Rechtbank Noord-Holland oordeelt dat de boetes terecht zijn opgelegd. De inspecteur maakt aannemelijk dat het aan de grove schuld van X is te wijten dat de aanslagen tot te lage bedragen zijn opgelegd.
Belanghebbende, X, en zijn echtgenote, Y, hebben voor de jaren 2013 en 2014 apart, maar wel in onderling overleg, hun IB-aangiften ingevuld.
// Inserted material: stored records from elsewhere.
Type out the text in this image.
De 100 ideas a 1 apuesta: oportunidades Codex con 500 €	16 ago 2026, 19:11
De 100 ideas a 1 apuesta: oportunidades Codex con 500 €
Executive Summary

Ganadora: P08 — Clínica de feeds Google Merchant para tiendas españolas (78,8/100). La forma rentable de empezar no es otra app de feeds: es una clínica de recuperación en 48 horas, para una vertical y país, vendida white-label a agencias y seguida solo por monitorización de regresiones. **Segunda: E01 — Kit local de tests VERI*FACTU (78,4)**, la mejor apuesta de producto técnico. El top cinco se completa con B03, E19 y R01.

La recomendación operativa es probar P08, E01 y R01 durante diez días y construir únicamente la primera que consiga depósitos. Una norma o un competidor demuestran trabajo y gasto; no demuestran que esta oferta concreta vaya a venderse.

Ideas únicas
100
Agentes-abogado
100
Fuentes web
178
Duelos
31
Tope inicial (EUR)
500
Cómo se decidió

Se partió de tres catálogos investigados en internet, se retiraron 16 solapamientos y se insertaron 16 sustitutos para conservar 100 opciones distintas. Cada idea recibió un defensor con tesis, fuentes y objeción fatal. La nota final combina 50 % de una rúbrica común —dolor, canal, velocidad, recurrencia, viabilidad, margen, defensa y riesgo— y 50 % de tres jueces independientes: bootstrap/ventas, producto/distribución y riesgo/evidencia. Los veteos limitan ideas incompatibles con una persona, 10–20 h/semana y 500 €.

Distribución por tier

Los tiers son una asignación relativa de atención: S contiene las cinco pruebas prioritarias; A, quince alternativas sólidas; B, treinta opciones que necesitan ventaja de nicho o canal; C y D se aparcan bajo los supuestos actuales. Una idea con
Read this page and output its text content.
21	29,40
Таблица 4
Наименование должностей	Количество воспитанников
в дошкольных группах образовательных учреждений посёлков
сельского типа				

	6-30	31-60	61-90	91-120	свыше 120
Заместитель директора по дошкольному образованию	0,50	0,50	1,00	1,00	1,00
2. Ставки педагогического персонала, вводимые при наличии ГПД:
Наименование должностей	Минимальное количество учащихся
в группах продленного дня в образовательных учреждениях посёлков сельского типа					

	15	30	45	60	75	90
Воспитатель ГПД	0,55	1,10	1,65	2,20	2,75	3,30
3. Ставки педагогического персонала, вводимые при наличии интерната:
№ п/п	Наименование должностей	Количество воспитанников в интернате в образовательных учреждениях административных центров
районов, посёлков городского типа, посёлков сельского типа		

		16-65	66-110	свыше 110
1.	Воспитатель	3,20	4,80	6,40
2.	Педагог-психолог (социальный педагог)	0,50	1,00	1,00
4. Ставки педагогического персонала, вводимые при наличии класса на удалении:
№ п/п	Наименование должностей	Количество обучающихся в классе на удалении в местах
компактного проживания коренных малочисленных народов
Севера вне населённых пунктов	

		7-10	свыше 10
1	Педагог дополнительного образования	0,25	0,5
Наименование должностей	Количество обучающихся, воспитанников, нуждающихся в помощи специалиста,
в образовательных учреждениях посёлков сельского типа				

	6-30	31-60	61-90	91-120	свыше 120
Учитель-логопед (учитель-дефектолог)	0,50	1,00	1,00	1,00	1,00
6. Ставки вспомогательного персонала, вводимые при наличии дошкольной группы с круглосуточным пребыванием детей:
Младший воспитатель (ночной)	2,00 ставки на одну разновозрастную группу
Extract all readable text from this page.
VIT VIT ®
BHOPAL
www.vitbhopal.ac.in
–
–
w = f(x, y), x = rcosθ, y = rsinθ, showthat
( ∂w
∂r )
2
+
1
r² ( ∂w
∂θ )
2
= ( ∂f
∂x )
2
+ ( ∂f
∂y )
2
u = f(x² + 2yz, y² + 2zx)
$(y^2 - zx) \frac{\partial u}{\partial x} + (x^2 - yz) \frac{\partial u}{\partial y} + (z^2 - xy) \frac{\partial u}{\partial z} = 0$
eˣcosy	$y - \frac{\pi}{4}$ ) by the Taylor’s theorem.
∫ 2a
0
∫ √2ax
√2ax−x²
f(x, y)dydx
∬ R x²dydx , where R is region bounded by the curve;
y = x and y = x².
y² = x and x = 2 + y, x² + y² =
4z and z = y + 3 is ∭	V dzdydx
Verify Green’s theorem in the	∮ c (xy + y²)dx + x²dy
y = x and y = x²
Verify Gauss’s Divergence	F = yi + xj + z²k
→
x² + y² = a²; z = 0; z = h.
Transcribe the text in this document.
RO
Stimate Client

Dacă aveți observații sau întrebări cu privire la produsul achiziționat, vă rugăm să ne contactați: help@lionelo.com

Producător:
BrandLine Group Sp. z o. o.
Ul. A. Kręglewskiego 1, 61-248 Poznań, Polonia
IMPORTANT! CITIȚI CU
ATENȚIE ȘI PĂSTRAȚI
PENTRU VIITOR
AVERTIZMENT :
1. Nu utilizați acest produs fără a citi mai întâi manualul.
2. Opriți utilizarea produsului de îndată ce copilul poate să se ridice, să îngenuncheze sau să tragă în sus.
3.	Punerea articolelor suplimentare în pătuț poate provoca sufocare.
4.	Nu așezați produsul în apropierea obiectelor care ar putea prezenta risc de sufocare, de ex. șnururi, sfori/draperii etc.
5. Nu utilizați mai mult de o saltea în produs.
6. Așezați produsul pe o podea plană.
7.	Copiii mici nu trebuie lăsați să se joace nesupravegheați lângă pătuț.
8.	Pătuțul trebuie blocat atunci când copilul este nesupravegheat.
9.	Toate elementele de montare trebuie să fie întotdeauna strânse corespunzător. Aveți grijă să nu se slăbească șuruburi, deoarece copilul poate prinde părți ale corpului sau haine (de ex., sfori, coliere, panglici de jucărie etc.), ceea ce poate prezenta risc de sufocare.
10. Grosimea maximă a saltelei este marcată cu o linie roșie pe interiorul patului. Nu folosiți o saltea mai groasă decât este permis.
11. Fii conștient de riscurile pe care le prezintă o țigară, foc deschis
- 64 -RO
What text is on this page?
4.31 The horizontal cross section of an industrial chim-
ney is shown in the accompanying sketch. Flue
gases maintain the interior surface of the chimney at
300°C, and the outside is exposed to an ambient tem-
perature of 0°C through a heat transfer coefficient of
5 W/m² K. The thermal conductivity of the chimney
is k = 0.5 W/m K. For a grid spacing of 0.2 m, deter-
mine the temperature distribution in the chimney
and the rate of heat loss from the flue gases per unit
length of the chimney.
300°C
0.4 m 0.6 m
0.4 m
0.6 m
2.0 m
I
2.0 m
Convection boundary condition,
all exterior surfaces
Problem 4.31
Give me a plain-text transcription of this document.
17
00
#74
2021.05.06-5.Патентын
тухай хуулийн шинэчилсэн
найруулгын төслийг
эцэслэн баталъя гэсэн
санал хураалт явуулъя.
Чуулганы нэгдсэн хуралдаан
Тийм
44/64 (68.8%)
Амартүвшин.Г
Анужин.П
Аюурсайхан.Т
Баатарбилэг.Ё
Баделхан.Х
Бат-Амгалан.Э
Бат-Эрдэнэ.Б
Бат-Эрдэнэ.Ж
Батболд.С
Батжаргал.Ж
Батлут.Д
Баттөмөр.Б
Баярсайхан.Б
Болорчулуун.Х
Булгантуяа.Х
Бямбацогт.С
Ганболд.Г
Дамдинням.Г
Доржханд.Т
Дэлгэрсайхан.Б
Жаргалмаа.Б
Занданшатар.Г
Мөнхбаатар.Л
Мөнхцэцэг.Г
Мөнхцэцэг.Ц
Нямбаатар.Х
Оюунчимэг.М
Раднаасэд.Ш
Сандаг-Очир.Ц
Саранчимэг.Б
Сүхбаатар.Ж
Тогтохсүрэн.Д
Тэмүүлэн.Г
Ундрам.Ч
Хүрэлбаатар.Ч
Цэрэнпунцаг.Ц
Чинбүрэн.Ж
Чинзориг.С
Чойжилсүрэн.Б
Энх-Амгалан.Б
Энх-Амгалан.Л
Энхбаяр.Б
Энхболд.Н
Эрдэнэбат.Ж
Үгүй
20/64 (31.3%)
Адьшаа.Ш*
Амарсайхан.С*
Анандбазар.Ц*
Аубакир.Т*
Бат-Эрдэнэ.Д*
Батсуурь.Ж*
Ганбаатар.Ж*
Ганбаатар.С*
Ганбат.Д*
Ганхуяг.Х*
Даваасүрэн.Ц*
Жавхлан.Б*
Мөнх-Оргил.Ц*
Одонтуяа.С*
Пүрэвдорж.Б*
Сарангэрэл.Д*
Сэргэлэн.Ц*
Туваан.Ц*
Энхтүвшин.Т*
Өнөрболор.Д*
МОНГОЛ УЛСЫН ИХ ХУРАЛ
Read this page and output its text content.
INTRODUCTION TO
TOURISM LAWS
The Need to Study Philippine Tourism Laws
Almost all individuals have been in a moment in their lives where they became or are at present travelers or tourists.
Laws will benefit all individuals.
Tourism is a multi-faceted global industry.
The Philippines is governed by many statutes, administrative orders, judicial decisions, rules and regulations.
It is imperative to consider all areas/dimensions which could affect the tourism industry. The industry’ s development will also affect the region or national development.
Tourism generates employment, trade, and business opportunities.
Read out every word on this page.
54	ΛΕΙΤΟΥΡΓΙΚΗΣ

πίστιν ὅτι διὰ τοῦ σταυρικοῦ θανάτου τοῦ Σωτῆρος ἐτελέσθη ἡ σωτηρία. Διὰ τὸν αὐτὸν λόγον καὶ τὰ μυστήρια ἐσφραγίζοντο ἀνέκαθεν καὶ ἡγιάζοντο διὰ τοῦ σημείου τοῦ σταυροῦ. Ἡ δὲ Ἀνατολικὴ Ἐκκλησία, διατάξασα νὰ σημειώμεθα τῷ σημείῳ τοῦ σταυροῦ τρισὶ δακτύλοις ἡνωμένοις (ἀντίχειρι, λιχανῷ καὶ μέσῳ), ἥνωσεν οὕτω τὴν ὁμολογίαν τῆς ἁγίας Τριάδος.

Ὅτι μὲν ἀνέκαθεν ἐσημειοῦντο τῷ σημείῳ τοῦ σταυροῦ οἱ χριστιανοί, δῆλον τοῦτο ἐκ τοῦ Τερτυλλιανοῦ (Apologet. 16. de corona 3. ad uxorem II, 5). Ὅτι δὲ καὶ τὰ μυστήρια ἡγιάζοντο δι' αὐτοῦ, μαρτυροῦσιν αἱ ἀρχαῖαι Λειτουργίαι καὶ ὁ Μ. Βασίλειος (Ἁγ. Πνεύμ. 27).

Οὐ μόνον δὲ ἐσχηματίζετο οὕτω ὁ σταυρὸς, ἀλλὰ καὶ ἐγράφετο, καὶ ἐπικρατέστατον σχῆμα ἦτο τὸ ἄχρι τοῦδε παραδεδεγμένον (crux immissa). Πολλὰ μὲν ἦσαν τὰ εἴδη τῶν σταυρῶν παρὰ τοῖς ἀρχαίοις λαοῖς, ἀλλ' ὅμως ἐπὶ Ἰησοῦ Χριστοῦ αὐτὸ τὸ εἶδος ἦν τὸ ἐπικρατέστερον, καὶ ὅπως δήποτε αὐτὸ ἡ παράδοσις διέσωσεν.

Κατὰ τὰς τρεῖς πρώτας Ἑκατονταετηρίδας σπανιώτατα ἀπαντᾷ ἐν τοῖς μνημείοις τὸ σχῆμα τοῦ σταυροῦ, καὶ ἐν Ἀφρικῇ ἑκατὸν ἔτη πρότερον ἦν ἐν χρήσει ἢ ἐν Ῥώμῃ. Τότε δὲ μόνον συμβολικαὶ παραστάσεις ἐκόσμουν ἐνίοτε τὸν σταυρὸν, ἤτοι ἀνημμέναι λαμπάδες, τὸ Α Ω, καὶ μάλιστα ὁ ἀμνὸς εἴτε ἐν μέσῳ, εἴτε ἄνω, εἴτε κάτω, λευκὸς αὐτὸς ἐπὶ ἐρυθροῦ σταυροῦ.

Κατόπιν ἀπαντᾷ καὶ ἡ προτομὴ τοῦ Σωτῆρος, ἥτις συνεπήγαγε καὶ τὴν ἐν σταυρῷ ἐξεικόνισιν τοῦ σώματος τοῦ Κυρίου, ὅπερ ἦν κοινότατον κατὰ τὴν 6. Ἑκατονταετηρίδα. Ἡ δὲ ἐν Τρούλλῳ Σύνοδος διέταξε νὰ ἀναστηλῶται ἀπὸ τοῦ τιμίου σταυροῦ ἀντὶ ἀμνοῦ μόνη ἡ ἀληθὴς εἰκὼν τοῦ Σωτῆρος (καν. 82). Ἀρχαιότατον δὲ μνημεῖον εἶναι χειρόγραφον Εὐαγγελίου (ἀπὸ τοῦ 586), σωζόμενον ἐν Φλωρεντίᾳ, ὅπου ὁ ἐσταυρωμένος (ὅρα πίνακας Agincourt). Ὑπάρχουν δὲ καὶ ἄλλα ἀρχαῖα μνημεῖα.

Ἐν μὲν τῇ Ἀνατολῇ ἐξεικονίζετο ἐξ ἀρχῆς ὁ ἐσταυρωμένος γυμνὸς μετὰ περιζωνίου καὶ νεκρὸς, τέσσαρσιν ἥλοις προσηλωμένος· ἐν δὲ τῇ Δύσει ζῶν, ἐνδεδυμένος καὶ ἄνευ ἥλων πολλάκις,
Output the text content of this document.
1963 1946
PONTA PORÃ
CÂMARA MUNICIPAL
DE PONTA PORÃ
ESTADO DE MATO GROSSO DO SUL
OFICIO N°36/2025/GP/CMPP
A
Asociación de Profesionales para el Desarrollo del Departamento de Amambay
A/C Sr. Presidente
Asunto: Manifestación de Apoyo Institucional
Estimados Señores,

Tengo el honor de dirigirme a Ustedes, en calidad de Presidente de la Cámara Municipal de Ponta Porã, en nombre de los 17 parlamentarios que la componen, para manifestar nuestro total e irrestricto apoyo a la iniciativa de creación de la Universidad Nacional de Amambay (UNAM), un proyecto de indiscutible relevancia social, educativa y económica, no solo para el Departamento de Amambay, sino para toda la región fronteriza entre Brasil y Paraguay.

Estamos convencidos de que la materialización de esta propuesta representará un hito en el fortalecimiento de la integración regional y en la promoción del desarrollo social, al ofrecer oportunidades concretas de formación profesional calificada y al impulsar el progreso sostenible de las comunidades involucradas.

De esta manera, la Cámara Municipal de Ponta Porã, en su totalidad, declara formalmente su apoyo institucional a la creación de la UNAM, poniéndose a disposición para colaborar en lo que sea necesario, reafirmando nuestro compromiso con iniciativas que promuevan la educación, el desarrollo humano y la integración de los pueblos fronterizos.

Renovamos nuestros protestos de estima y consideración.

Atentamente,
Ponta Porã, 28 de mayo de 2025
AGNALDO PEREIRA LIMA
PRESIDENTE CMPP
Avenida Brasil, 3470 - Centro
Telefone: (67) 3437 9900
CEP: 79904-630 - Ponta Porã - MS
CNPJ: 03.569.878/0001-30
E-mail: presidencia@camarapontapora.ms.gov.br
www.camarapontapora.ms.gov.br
Beiden hebben echter aangegeven dat het box 3-vermogen bij de ander in aanmerking moet worden genomen. Dit resulteert er in dat in het geheel geen box 3-vermogen in de belastingheffing is betrokken. Nadat hij dit ontdekt, legt de inspecteur navorderingsaanslagen op aan X en Y. Hierbij wordt ook een boete opgelegd. X is het niet eens met de opgelegde boeten.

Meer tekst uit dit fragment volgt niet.